Let us image a spacecraft in fast orbit. Since it took off its clock has lost several minutes relative to Earth time. From the ground we can speak to the astronauts, although there is 1 second radio delay. Aside from the signal delay we can say we are coexistent, talking, albeit in different frames and quite different clock time. So is this coexistence an existential, experiential construct disconnected from the mathematics of physics? i.e. Physical processes on the ground are happening at a different rate, so in what way are we coexistent with the astronauts?
In physics the tangible reality is the radio signal, so ground crew and astronauts need coinciding future causal/light cones, and the signals take time to travel. If the delays are known signals could be sent to multiple spacecraft to arrive 'simultaneously' - We can know they are receiving the signal 'right now' - in the present. Also, there is a horizon of the present beyond the spacecraft, but physics is only concerned with what can be causally connected. So physics ignores the 'now', but it metaphysically exists, doesn't it? And is it not really the only thing that truly exists, (unlike memories of the past)?
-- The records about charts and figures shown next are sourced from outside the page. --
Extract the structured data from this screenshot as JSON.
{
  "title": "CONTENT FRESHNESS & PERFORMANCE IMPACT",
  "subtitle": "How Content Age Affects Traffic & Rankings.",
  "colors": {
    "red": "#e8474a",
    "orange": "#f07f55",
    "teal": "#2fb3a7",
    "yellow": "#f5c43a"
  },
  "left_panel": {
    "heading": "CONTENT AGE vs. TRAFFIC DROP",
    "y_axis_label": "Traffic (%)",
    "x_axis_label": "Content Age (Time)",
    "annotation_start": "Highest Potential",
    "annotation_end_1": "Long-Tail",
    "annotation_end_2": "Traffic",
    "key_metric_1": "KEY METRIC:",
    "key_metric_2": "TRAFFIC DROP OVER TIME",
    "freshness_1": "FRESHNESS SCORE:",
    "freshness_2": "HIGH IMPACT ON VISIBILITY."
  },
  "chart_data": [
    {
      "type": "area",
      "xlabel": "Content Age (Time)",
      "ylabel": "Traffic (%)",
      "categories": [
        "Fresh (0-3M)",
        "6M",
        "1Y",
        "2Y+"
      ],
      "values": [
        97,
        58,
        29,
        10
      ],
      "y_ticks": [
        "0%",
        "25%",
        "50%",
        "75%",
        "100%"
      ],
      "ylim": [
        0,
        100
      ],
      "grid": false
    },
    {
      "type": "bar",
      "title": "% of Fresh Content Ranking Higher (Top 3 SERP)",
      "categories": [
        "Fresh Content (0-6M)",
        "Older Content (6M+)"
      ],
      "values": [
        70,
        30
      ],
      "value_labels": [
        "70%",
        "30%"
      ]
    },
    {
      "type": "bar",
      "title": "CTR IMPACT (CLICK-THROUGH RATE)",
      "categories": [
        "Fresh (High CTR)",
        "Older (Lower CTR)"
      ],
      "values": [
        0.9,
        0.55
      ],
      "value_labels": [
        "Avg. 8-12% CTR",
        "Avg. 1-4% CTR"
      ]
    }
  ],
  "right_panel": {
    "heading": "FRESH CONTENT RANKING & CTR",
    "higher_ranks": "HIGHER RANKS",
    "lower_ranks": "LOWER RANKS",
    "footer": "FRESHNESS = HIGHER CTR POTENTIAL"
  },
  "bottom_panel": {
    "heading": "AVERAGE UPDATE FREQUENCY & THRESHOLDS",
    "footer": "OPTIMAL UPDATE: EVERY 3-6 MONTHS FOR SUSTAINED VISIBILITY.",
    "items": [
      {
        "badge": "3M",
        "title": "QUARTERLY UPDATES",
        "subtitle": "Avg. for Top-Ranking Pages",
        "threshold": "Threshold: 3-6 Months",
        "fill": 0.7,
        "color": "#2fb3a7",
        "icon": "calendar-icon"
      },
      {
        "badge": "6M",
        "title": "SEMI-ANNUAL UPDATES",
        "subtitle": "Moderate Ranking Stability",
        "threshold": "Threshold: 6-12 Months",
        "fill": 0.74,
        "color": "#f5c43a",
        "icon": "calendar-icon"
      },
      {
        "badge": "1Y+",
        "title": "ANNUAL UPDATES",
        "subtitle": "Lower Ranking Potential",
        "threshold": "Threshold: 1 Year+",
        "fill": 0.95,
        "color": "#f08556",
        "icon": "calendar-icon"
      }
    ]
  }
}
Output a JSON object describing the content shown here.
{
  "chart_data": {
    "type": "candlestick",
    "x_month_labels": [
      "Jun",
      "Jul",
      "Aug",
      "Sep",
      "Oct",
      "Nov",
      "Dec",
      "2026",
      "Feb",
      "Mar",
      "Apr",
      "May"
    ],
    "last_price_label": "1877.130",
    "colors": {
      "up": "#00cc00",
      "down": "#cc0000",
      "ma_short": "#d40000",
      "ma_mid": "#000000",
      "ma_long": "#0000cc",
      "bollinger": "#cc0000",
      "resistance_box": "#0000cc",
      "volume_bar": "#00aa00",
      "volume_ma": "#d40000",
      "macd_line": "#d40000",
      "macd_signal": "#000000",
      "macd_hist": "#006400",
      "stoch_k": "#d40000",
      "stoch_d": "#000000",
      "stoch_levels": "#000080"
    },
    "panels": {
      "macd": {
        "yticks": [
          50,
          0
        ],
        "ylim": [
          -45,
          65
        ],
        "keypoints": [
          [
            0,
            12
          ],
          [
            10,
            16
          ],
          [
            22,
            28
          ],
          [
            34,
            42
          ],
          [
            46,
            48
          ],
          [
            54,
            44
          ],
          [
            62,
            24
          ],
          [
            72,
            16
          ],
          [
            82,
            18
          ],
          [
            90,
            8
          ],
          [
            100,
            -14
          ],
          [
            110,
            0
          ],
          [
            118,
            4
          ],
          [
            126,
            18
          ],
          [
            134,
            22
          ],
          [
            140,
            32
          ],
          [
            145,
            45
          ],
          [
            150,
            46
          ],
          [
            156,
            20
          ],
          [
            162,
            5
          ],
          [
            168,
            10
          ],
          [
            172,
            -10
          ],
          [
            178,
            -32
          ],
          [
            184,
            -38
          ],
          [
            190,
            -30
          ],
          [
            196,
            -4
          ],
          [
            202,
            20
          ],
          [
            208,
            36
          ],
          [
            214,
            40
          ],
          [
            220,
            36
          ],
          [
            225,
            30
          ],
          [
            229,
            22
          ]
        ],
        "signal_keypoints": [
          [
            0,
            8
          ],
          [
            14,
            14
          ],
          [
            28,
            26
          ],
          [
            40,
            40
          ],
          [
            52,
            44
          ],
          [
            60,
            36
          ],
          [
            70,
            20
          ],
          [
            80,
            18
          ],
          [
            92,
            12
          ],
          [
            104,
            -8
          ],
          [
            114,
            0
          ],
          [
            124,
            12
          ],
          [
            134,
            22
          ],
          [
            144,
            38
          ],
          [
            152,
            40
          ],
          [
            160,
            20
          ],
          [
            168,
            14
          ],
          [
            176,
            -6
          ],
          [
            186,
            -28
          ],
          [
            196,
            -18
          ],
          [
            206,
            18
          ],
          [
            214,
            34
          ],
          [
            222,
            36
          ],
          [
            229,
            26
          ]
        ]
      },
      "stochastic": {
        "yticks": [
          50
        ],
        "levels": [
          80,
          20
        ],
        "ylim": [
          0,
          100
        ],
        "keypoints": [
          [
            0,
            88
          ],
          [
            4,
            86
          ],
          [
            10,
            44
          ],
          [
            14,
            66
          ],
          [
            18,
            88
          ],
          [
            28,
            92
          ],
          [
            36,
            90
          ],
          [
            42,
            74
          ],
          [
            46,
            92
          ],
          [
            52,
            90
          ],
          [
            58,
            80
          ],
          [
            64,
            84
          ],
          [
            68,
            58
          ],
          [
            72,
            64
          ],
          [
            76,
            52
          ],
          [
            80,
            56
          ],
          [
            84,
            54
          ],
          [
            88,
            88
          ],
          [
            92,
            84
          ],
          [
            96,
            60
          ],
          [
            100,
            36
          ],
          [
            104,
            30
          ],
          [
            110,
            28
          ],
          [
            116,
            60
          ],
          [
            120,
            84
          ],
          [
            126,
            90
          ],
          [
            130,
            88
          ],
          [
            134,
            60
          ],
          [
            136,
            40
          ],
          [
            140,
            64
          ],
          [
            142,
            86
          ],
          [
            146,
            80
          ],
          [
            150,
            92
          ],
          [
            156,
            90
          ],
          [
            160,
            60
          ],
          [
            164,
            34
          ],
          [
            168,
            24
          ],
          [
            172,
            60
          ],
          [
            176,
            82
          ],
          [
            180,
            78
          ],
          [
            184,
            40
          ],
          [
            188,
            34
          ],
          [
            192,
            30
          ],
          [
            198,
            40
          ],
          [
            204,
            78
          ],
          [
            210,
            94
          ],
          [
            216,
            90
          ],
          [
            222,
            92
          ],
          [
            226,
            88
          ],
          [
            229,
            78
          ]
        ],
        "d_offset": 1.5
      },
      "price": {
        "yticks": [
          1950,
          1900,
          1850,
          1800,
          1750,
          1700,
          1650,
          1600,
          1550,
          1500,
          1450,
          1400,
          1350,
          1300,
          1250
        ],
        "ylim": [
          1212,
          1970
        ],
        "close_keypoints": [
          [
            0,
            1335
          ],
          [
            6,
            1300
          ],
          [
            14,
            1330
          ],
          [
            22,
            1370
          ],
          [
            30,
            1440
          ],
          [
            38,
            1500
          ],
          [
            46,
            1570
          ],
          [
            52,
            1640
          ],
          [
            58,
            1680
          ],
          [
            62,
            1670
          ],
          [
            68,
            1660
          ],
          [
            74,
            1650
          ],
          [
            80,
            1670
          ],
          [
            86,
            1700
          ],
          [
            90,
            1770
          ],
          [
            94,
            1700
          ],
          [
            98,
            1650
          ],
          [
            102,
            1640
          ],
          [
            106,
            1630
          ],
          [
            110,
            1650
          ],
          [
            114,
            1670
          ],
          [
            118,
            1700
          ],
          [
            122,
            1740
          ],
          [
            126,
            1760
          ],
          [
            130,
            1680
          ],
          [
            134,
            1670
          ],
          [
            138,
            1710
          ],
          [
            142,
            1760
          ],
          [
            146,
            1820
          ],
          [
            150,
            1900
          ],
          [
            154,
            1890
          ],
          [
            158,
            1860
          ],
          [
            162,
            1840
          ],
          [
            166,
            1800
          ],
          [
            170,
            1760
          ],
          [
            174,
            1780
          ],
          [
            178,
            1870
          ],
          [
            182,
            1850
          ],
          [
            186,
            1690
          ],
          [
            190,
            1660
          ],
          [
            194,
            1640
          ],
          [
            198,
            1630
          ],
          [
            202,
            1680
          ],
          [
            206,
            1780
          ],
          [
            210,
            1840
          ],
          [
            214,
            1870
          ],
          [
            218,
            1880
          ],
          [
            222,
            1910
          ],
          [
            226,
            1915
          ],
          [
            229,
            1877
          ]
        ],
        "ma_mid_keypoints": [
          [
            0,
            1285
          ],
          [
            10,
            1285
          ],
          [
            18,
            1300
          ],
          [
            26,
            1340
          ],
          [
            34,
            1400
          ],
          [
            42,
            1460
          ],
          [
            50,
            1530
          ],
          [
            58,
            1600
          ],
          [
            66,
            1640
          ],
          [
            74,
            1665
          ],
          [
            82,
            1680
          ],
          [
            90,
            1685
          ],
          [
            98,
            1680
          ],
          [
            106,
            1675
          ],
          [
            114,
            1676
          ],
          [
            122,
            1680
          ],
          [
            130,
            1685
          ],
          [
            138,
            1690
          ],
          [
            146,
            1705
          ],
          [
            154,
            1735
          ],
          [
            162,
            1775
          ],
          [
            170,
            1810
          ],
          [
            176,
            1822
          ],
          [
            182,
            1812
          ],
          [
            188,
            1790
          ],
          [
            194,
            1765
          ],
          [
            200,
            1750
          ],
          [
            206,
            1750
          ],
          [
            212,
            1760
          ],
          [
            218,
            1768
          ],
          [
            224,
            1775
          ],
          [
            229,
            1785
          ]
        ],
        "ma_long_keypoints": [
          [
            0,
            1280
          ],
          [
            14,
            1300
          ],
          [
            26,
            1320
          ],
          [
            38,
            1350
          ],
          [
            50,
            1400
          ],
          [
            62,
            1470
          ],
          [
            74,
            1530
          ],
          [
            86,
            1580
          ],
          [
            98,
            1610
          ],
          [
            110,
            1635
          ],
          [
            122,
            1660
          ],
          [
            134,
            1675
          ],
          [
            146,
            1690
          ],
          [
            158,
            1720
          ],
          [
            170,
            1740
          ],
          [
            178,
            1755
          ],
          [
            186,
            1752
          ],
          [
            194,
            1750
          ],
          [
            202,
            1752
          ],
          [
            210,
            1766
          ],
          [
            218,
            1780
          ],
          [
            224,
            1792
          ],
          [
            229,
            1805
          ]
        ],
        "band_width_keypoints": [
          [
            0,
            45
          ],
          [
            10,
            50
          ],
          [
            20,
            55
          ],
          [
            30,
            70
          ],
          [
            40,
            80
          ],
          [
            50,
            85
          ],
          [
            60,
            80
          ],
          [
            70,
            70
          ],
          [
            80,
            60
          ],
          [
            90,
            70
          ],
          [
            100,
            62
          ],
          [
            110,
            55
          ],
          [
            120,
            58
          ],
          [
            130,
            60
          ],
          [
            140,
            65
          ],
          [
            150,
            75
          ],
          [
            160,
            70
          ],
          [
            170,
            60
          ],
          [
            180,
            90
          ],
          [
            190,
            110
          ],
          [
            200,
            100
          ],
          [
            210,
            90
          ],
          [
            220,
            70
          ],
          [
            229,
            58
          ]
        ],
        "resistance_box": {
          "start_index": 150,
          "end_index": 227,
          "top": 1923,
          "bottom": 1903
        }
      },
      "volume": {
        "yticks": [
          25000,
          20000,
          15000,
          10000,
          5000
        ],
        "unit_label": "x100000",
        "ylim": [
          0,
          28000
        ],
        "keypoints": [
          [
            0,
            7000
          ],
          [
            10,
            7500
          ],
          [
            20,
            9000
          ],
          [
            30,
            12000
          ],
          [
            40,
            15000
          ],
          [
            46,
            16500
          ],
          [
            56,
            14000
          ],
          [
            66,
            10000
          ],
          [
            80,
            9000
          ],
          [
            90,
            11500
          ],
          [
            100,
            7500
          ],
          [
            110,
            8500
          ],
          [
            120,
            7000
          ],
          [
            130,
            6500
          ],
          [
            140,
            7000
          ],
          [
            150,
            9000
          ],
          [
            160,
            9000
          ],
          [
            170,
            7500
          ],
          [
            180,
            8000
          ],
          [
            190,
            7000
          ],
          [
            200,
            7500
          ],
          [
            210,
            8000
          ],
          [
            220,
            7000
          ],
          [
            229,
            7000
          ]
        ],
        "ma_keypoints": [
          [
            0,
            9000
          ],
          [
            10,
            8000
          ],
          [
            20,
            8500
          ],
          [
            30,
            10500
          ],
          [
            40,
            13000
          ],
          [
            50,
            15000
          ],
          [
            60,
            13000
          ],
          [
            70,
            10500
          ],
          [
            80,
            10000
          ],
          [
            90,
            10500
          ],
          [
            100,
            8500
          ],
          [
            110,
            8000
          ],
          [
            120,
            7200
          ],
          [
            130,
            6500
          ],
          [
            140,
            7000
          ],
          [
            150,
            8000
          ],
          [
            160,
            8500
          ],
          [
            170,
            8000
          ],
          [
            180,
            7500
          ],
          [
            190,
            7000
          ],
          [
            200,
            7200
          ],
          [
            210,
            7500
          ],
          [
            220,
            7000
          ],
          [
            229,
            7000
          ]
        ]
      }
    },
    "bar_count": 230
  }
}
The astronomer Van Flandern contributes a highly readable essay on "Global Positioning System and the twins' paradox", arguing that GPS is "a practical realization of Lorentz's 'universal time', wherein all clocks remain synchronized despite being in many different frames with high relative speeds". In essence, the GPS system considers one frame, the local gravitational field (read, Lorentzian ether), to be privileged: here alone clocks tick at universal time, lending a new, technology-infused meaning to Lorentzian relativity.